A la sortie, 200 mètres de dénivelé plus bas, un peu cassé quand même, on fait une pause casse croûte pour reprendre des forces. Il est 14h, et on se rend bien compte que dans ces conditions de neige, nous n’arriverons pas à Corrençon avant la nuit. Pour dire, nous n’arriverons à Darbounouse qu’à 16h.

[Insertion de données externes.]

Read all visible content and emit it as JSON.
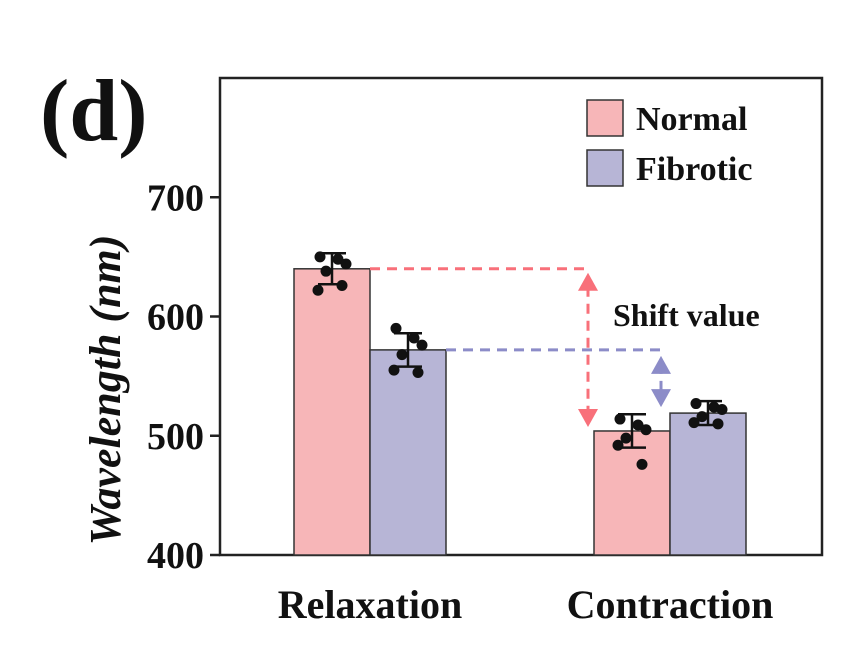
{
  "panel_label": "(d)",
  "chart_data": {
    "type": "bar",
    "ylabel": "Wavelength (nm)",
    "ylim": [
      400,
      800
    ],
    "yticks": [
      400,
      500,
      600,
      700
    ],
    "categories": [
      "Relaxation",
      "Contraction"
    ],
    "series": [
      {
        "name": "Normal",
        "color": "#f7b6b8",
        "values": [
          640,
          504
        ],
        "errors": [
          13,
          14
        ],
        "points": [
          [
            650,
            648,
            644,
            638,
            622,
            626
          ],
          [
            514,
            509,
            505,
            498,
            492,
            476
          ]
        ]
      },
      {
        "name": "Fibrotic",
        "color": "#b7b5d6",
        "values": [
          572,
          519
        ],
        "errors": [
          14,
          10
        ],
        "points": [
          [
            590,
            582,
            576,
            568,
            555,
            553
          ],
          [
            527,
            524,
            522,
            516,
            511,
            510
          ]
        ]
      }
    ],
    "legend_position": "top-right",
    "annotation": {
      "text": "Shift value",
      "normal_color": "#f8707a",
      "fibrotic_color": "#8c8cc8"
    }
  }
}
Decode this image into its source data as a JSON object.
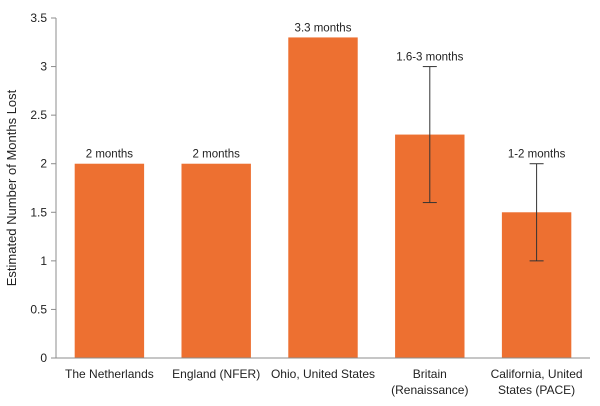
{
  "chart_data": {
    "type": "bar",
    "ylabel": "Estimated Number of Months Lost",
    "xlabel": "",
    "ylim": [
      0,
      3.5
    ],
    "ytick_step": 0.5,
    "grid": false,
    "legend": "none",
    "bar_color": "#ED7031",
    "categories": [
      [
        "The Netherlands"
      ],
      [
        "England (NFER)"
      ],
      [
        "Ohio, United States"
      ],
      [
        "Britain",
        "(Renaissance)"
      ],
      [
        "California, United",
        "States (PACE)"
      ]
    ],
    "values": [
      2,
      2,
      3.3,
      2.3,
      1.5
    ],
    "error_bars": [
      null,
      null,
      null,
      [
        1.6,
        3.0
      ],
      [
        1.0,
        2.0
      ]
    ],
    "data_labels": [
      "2 months",
      "2 months",
      "3.3 months",
      "1.6-3 months",
      "1-2 months"
    ]
  }
}
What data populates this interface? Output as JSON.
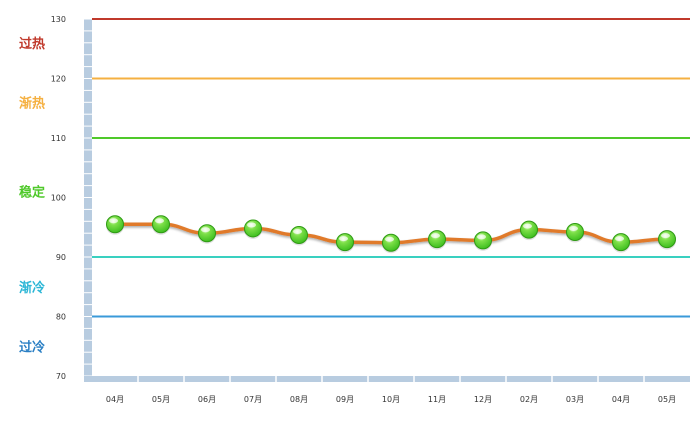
{
  "chart_data": {
    "type": "line",
    "categories": [
      "04月",
      "05月",
      "06月",
      "07月",
      "08月",
      "09月",
      "10月",
      "11月",
      "12月",
      "02月",
      "03月",
      "04月",
      "05月"
    ],
    "series": [
      {
        "values": [
          95.5,
          95.5,
          94.0,
          94.8,
          93.7,
          92.5,
          92.4,
          93.0,
          92.8,
          94.6,
          94.2,
          92.5,
          93.0
        ],
        "color": "#e07a2a",
        "marker_color": "#3fbf20"
      }
    ],
    "ylim": [
      70,
      130
    ],
    "yticks": [
      "70",
      "80",
      "90",
      "100",
      "110",
      "120",
      "130"
    ],
    "reference_lines": [
      {
        "value": 130,
        "color": "#c0392b"
      },
      {
        "value": 120,
        "color": "#f5b041"
      },
      {
        "value": 110,
        "color": "#4fc92a"
      },
      {
        "value": 90,
        "color": "#39d0c0"
      },
      {
        "value": 80,
        "color": "#3a9ad9"
      }
    ],
    "zones": [
      {
        "label": "过热",
        "color": "#c0392b"
      },
      {
        "label": "渐热",
        "color": "#f5b041"
      },
      {
        "label": "稳定",
        "color": "#4fc92a"
      },
      {
        "label": "渐冷",
        "color": "#2cb6d6"
      },
      {
        "label": "过冷",
        "color": "#2a7fc4"
      }
    ],
    "axis_color": "#b8cce0",
    "grid": false,
    "legend": "none"
  }
}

Réflexion faite, on prévient nos familles qu’il est probable que nous passerons encore une nuit sous tente. Mais les pulkas de location étaient réservées pour le lendemain. Puis, à la fin de notre tasse de thé, nous constatons que le froid tombe, la neige se met à geler, et la glisse revient (on commençait à oublier ce que c’était !). Le moral se relève, on se motive mutuellement, on enlève définitivement les peaux, on enlève aussi la veste, et on se la joue sport. On décide de rentrer à Corrençon le soir même, comme prévu. On traverse la forêt honorablement, on glissait vraiment bien, c’était le bonheur de pouvoir glisser en descente, ce qui nous a permis de rattraper, un peu, le retard. Nous assistons à un superbe couché du soleil arrivé à la Cabane de Carette, à proximité de Corrençon. Nous faisons une pause Fruits secs, thé, et c’est reparti avec les frontales cette fois.
Nous passons la borne du 45ème parallèle, et rejoignons rapidement les pistes de ski de fond. Nous arriverons à 18h30. Personnellement, un coup de blues, juste pas envie que ça se termine, juste trop tôt de retrouver la civilisation, juste pas envie de quitter le Vercors, finalement on l’aurait bien apprécié cette nuit supplémentaire sous tente.
Notre voiture nous attendait, on décolle de Corrençon à 19h pour arriver juste avant la fermeture au magasin de location.
Au bilan :
² Heureux de cette première expérience
² Satisfait de nos capacités physiques et mentales
² Matériel testé (en parti) satisfaisant
Un regret :
On aura pas eu les grands froids espérés comme il y a souvent dans le Vercors.
Merci à tout ceux qui nous ont soutenu, Lippi, Yann, Greg, nos familles.